This dataset contains the whole genome sequencing variants detected in prostate cancer samples used in the first tranche of papers from the Pan Prostate Cancer Group. Further details on this data release will be available in the data release paper.
Pan Prostate Cancer Group
The Pan Prostate Cancer Group (PPCG) is a multidisciplinary international consortium that has coordinated the harmonised analysis of DNA Whole Genome Sequencing (WGS), RNAseq, and DNA methylation data from a combined total of 2,021 prostate cancer donors including samples from metastatic and early onset disease, collected from men across a range of ancestries.
The aim of the PPCG is to target key scientific and clinical problems for men diagnosed with prostate cancer, including understanding aetiology, the early detection of aggressive disease, and the development of improved treatments.

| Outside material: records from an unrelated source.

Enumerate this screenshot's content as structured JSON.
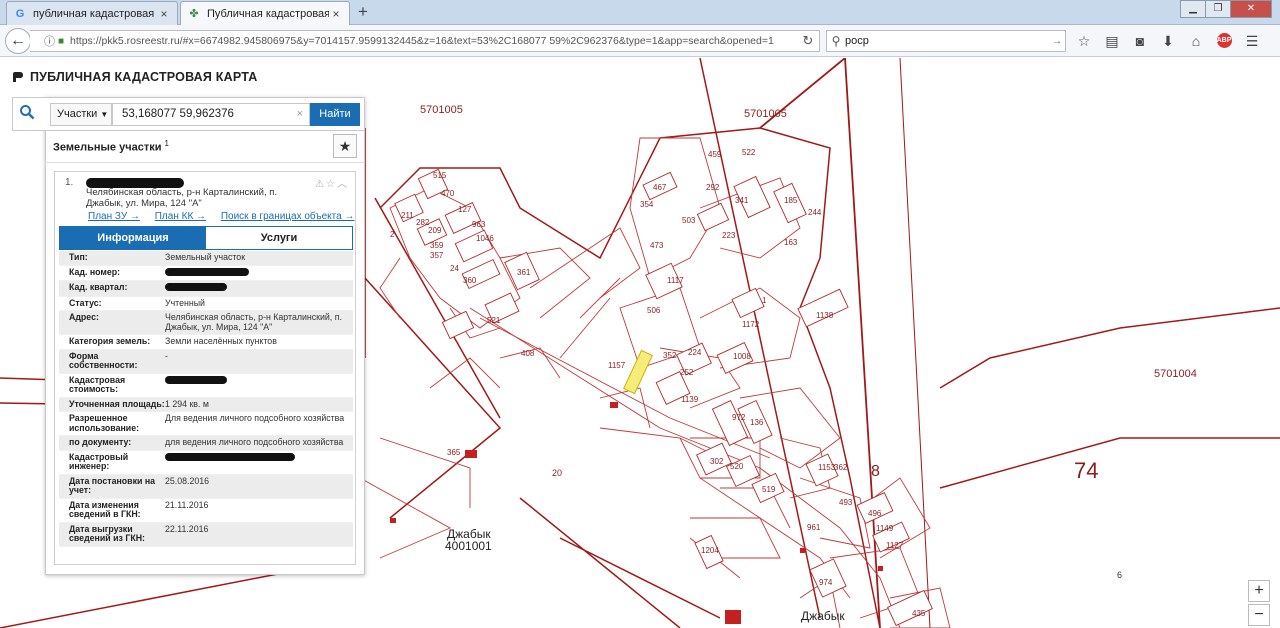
{
  "browser": {
    "tabs": [
      {
        "label": "публичная кадастровая к...",
        "favicon": "G"
      },
      {
        "label": "Публичная кадастровая к...",
        "favicon": "✤"
      }
    ],
    "new_tab": "+",
    "url": "https://pkk5.rosreestr.ru/#x=6674982.945806975&y=7014157.9599132445&z=16&text=53%2C168077 59%2C962376&type=1&app=search&opened=1",
    "search_value": "роср",
    "abp": "ABP"
  },
  "app": {
    "title": "ПУБЛИЧНАЯ КАДАСТРОВАЯ КАРТА",
    "search": {
      "type": "Участки",
      "value": "53,168077 59,962376",
      "button": "Найти"
    },
    "section_title": "Земельные участки",
    "section_count": "1",
    "result": {
      "index": "1.",
      "address_short": "Челябинская область, р-н Карталинский, п. Джабык, ул. Мира, 124 \"А\"",
      "links": [
        "План ЗУ →",
        "План КК →",
        "Поиск в границах объекта →"
      ],
      "tabs": [
        "Информация",
        "Услуги"
      ],
      "rows": [
        {
          "k": "Тип:",
          "v": "Земельный участок"
        },
        {
          "k": "Кад. номер:",
          "v": "",
          "redacted": 84
        },
        {
          "k": "Кад. квартал:",
          "v": "",
          "redacted": 62
        },
        {
          "k": "Статус:",
          "v": "Учтенный"
        },
        {
          "k": "Адрес:",
          "v": "Челябинская область, р-н Карталинский, п. Джабык, ул. Мира, 124 \"А\""
        },
        {
          "k": "Категория земель:",
          "v": "Земли населённых пунктов"
        },
        {
          "k": "Форма собственности:",
          "v": "-"
        },
        {
          "k": "Кадастровая стоимость:",
          "v": "",
          "redacted": 62
        },
        {
          "k": "Уточненная площадь:",
          "v": "1 294 кв. м"
        },
        {
          "k": "Разрешенное использование:",
          "v": "Для ведения личного подсобного хозяйства"
        },
        {
          "k": "по документу:",
          "v": "для ведения личного подсобного хозяйства"
        },
        {
          "k": "Кадастровый инженер:",
          "v": "",
          "redacted": 130
        },
        {
          "k": "Дата постановки на учет:",
          "v": "25.08.2016"
        },
        {
          "k": "Дата изменения сведений в ГКН:",
          "v": "21.11.2016"
        },
        {
          "k": "Дата выгрузки сведений из ГКН:",
          "v": "22.11.2016"
        }
      ]
    }
  },
  "map": {
    "labels_big": [
      "5701005",
      "5701005",
      "5701004",
      "74",
      "8",
      "20",
      "6"
    ],
    "place_labels": [
      "Джабык",
      "4001001",
      "Джабык"
    ],
    "parcels": [
      "515",
      "211",
      "282",
      "470",
      "209",
      "127",
      "359",
      "357",
      "963",
      "1046",
      "24",
      "360",
      "361",
      "354",
      "467",
      "459",
      "522",
      "292",
      "341",
      "185",
      "244",
      "503",
      "473",
      "223",
      "163",
      "1117",
      "506",
      "1",
      "1172",
      "1138",
      "1008",
      "224",
      "352",
      "252",
      "1157",
      "1139",
      "972",
      "136",
      "521",
      "408",
      "365",
      "302",
      "520",
      "519",
      "961",
      "1204",
      "1153",
      "362",
      "493",
      "496",
      "1149",
      "1127",
      "974",
      "435",
      "2"
    ],
    "zoom_in": "+",
    "zoom_out": "−"
  }
}
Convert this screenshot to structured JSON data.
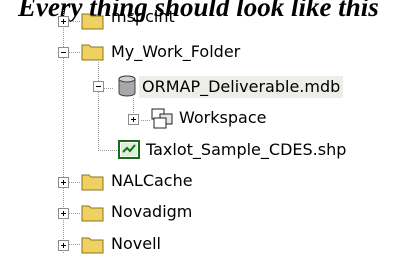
{
  "caption": "Every thing should look like this",
  "tree": {
    "items": [
      {
        "label": "mspclnt",
        "icon": "folder-icon",
        "expander": "plus"
      },
      {
        "label": "My_Work_Folder",
        "icon": "folder-open-icon",
        "expander": "minus"
      },
      {
        "label": "ORMAP_Deliverable.mdb",
        "icon": "database-icon",
        "expander": "minus",
        "selected": true
      },
      {
        "label": "Workspace",
        "icon": "workspace-icon",
        "expander": "plus"
      },
      {
        "label": "Taxlot_Sample_CDES.shp",
        "icon": "shapefile-icon",
        "expander": "none"
      },
      {
        "label": "NALCache",
        "icon": "folder-icon",
        "expander": "plus"
      },
      {
        "label": "Novadigm",
        "icon": "folder-icon",
        "expander": "plus"
      },
      {
        "label": "Novell",
        "icon": "folder-icon",
        "expander": "plus"
      }
    ]
  },
  "colors": {
    "folder": "#f0d060",
    "selected_bg": "#eeeee8",
    "connector": "#9a9a9a"
  }
}
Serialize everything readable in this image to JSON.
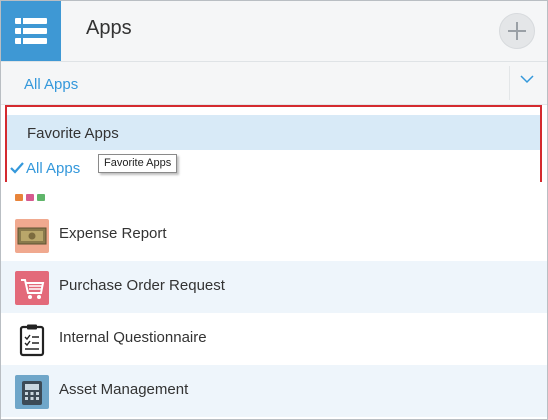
{
  "header": {
    "title": "Apps",
    "menu_icon": "menu-list-icon",
    "add_icon": "plus-icon"
  },
  "selector": {
    "value": "All Apps",
    "chevron_icon": "chevron-down-icon"
  },
  "dropdown": {
    "options": [
      {
        "label": "Favorite Apps",
        "highlighted": true,
        "checked": false
      },
      {
        "label": "All Apps",
        "highlighted": false,
        "checked": true
      }
    ],
    "tooltip": "Favorite Apps"
  },
  "apps": [
    {
      "name": "Expense Report",
      "icon": "money-icon"
    },
    {
      "name": "Purchase Order Request",
      "icon": "shopping-cart-icon"
    },
    {
      "name": "Internal Questionnaire",
      "icon": "clipboard-icon"
    },
    {
      "name": "Asset Management",
      "icon": "telephone-icon"
    }
  ],
  "colors": {
    "accent": "#3498db",
    "menu_tile": "#3e98d4",
    "highlight": "#d8eaf7",
    "outline": "#d42a2f"
  }
}
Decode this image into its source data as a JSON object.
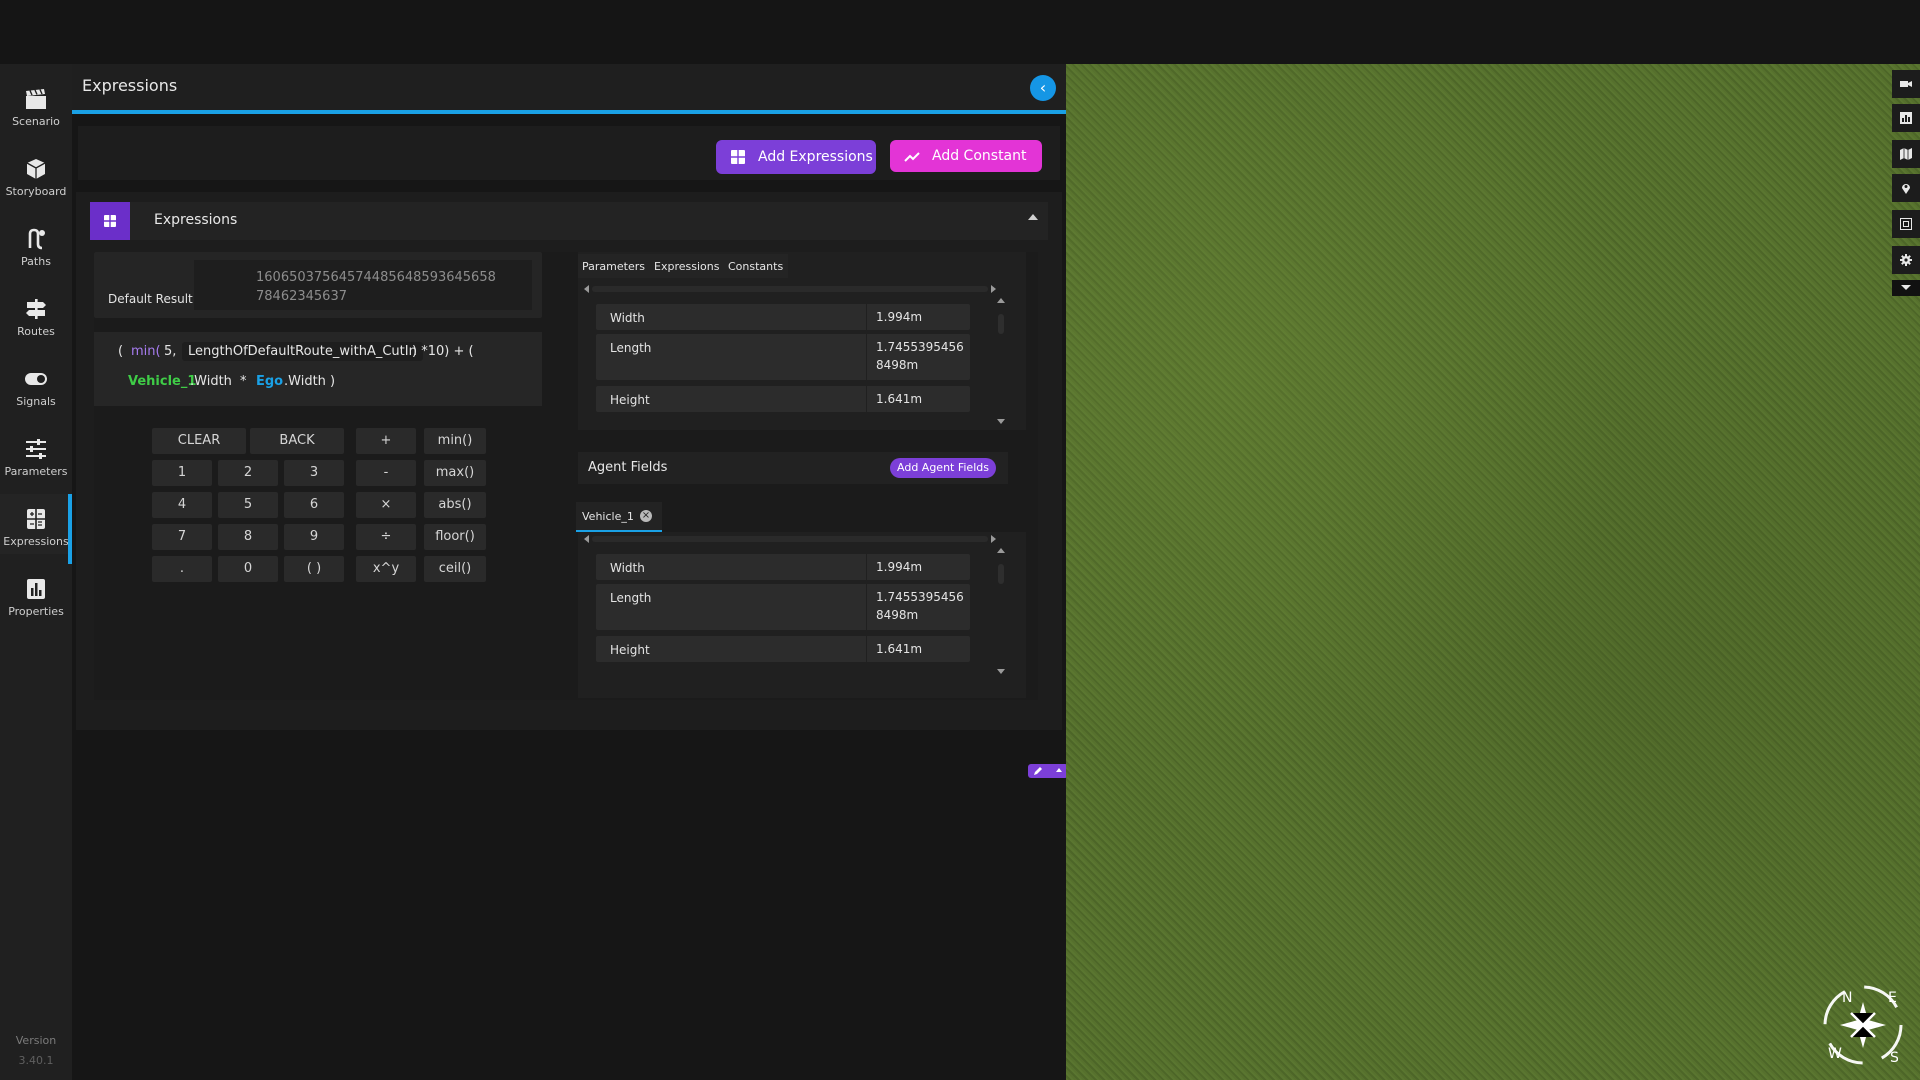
{
  "nav": {
    "items": [
      {
        "label": "Scenario",
        "icon": "clapperboard-icon"
      },
      {
        "label": "Storyboard",
        "icon": "box-icon"
      },
      {
        "label": "Paths",
        "icon": "paths-icon"
      },
      {
        "label": "Routes",
        "icon": "signpost-icon"
      },
      {
        "label": "Signals",
        "icon": "toggle-icon"
      },
      {
        "label": "Parameters",
        "icon": "sliders-icon"
      },
      {
        "label": "Expressions",
        "icon": "grid-icon"
      },
      {
        "label": "Properties",
        "icon": "bar-chart-icon"
      }
    ],
    "active": "Expressions",
    "version_label": "Version",
    "version_value": "3.40.1"
  },
  "panel": {
    "title": "Expressions",
    "add_expressions_label": "Add Expressions",
    "add_constant_label": "Add Constant",
    "section_title": "Expressions"
  },
  "calculator": {
    "result_label": "Default Result",
    "result_value": "1606503756457448564859364565878462345637",
    "expression": {
      "open_paren": "(",
      "fn_min": "min(",
      "arg_5": "5,",
      "route_var": "LengthOfDefaultRoute_withA_CutIn",
      "after_route": ") *10) + (",
      "vehicle_obj": "Vehicle_1",
      "vehicle_field": ".Width",
      "times": "*",
      "ego_obj": "Ego",
      "ego_field": ".Width",
      "close_paren": ")"
    },
    "keys": [
      [
        "CLEAR",
        "BACK",
        "+",
        "min()"
      ],
      [
        "1",
        "2",
        "3",
        "-",
        "max()"
      ],
      [
        "4",
        "5",
        "6",
        "×",
        "abs()"
      ],
      [
        "7",
        "8",
        "9",
        "÷",
        "floor()"
      ],
      [
        ".",
        "0",
        "( )",
        "x^y",
        "ceil()"
      ]
    ]
  },
  "catalog": {
    "tabs": [
      "Parameters",
      "Expressions",
      "Constants"
    ],
    "rows": [
      {
        "name": "Width",
        "value": "1.994m"
      },
      {
        "name": "Length",
        "value": "1.74553954568498m"
      },
      {
        "name": "Height",
        "value": "1.641m"
      }
    ]
  },
  "agent_fields": {
    "title": "Agent Fields",
    "add_label": "Add Agent Fields",
    "tab_label": "Vehicle_1",
    "rows": [
      {
        "name": "Width",
        "value": "1.994m"
      },
      {
        "name": "Length",
        "value": "1.74553954568498m"
      },
      {
        "name": "Height",
        "value": "1.641m"
      }
    ]
  },
  "compass": {
    "n": "N",
    "e": "E",
    "s": "S",
    "w": "W"
  },
  "colors": {
    "accent_blue": "#1aa1e6",
    "purple": "#7c3fd8",
    "magenta": "#e334d6",
    "green_var": "#3fcc47",
    "grass": "#546d2c"
  }
}
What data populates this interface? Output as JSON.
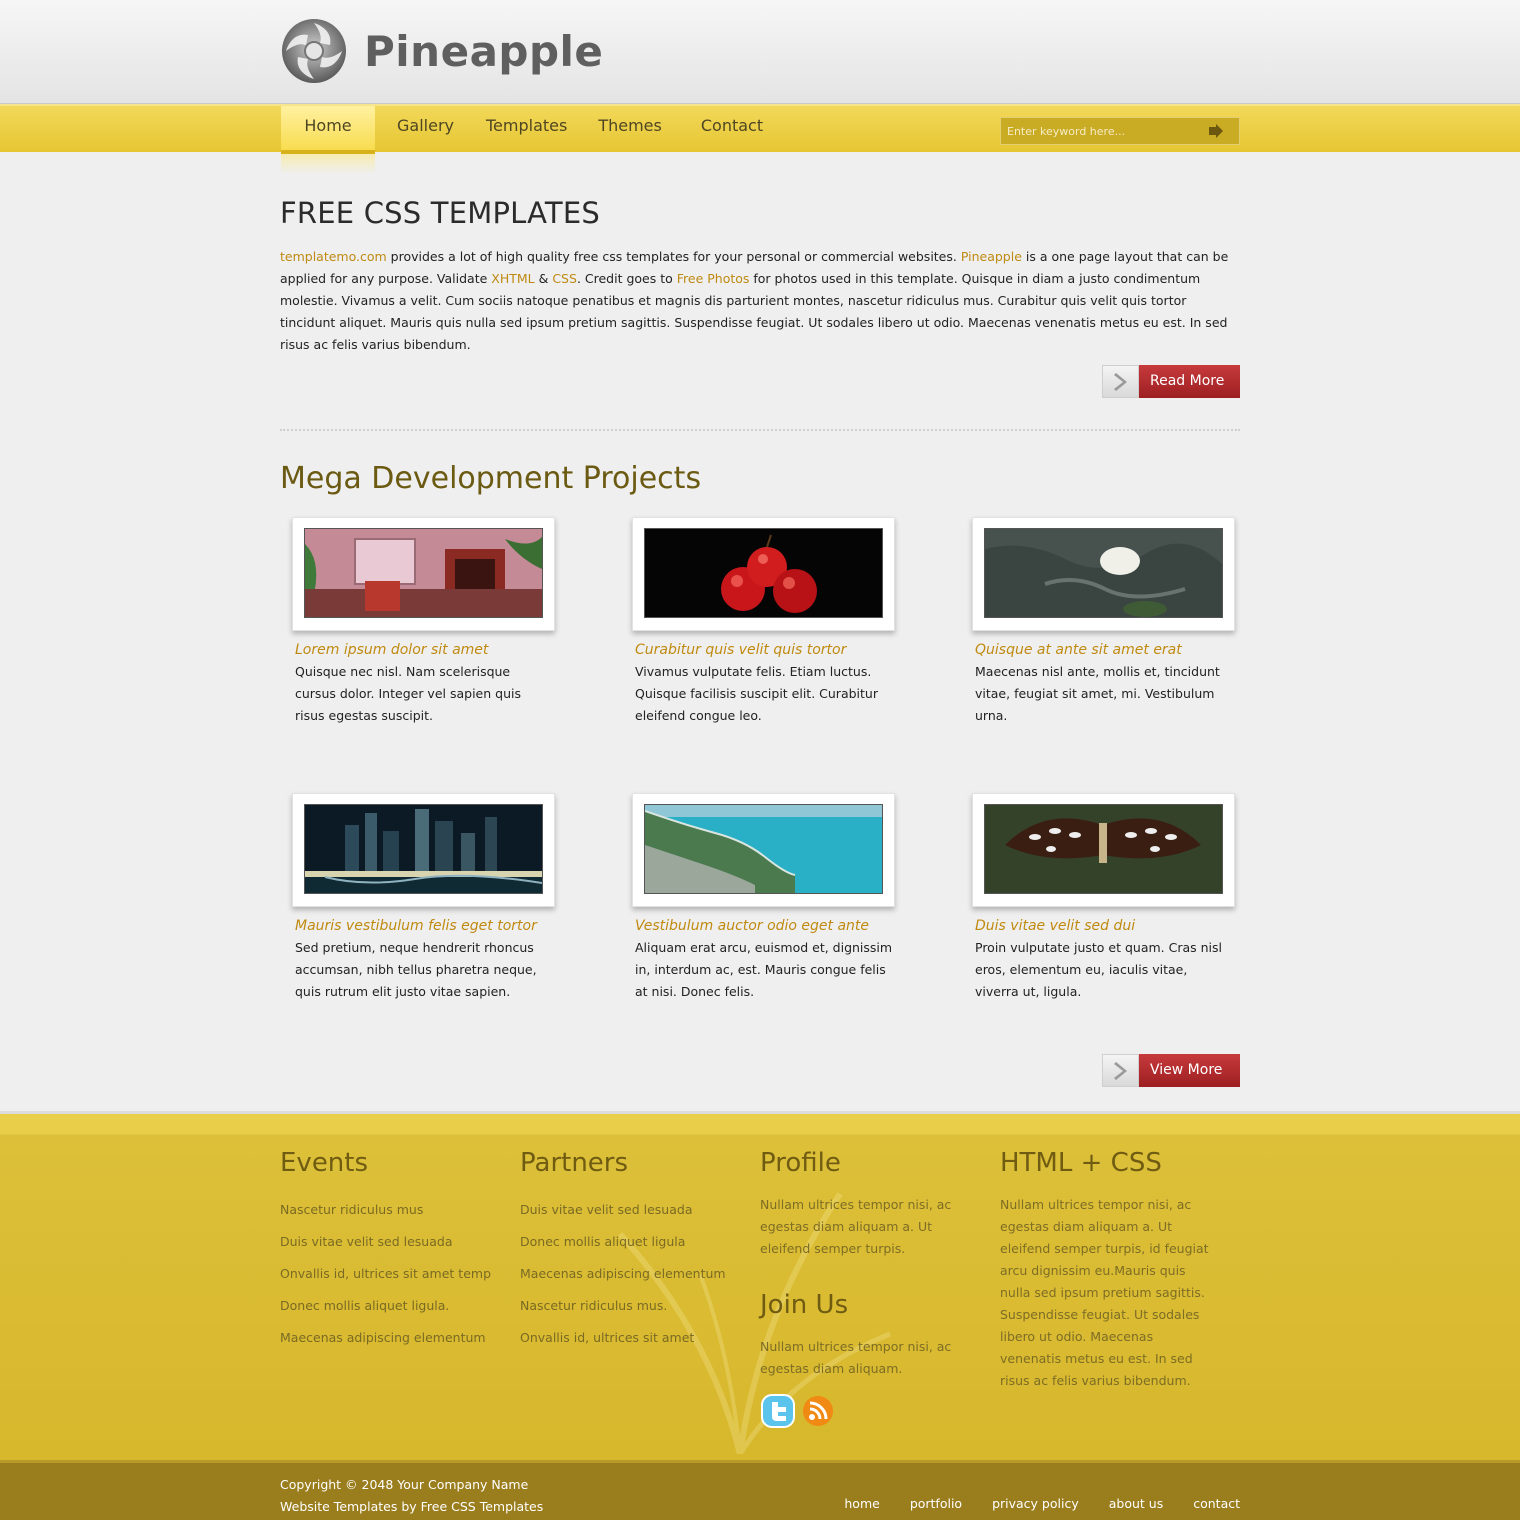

The PPCG includes molecular biologists, mathematicians, bioinformaticians, genetic anthropologists, histopathologists, clinical trial experts, oncologists, and surgeons.
Sequencing data from participating study groups (UK, Germany, Denmark, France, Australia, USA, Canada, and Southern Africa) has been analysed using a range of analytical pipelines, providing a rich data resource.
Terms of use
Acknowledgement of Source
The Data User agrees to explicitly acknowledge the PanProstate Cancer Group in any oral presentation, abstract, peer-reviewed manuscript, or preprint that utilises this dataset.
Standard Citation Format
Any publication utilising this data must include the following standard citation text in the "Acknowledgements" or "Methods" section:
Additionally, the Data User shall cite the primary descriptor publication: [Insert Data Release Citation].
Data Versioning Disclosure
Because variant annotations and other data are updated dynamically, the Data User must specify the exact data release version and access date within their publication's supplementary methods (e.g., "PPCG Data Release vX, accessed October 2026").
Research Use Only Limitation
The genomic variant data provided under this Agreement is intended strictly for research purposes. The data has not been cleared, approved, or certified by the FDA, EMA, or any other regulatory body for clinical diagnostics or therapeutic decision-making.
Alignment with Original Patient Consent
The Data User acknowledges that the genomic data was gathered under specific Institutional Review Board (IRB) or Independent Ethics Committee (IEC) approved protocols and informed consent forms signed by the clinical participants. The Data User agrees to restrict their data utilisation strictly within the bounds. SEE DATA RELEASE PUBLICATION FOR MORE DETAILS.
Local Ethics Approval Requirements
The Data User certifies that their specific research protocol utilising this dataset has been reviewed and approved (or granted an explicit waiver) by their own institution’s IRB, IEC, or equivalent human subjects protection committee. Documentation of this local approval must be maintained by the Data User and provided to the Data Provider immediately upon request.
Compliance with International Ethical Frameworks
The Data User agrees to conduct all research utilizing this dataset in strict accordance with recognised international ethical standards, including but not limited to the Declaration of Helsinki, the CIOMS International Ethical Guidelines, and the local data privacy regulations governing genetic data (e.g., GDPR, HIPAA, or equivalent national legislation).
Non-Re-identification
The Data User explicitly agrees not to attempt to identify, contact, or re-identify any individual tissue donor or participant from whom the cancer variant data was derived or re-identify any individual tissue donor or participant from whom the cancer variant data was derived, or any of their blood (consanguineous) relatives. This includes, but is not limited to, the cross-referencing of somatic or germline variant files (VCFs/BAMs) with public genealogical databases, voter registries, or external clinical data repositories.
Prohibition of Stigmatisation
The Data User shall not use the data to generate claims, algorithms, or publications that promote racial, ethnic, or geographic stigmatisation. Research findings must accurately differentiate between somatic mutations (acquired in tissue) and germline variants (inherited) to prevent unintended demographic discrimination.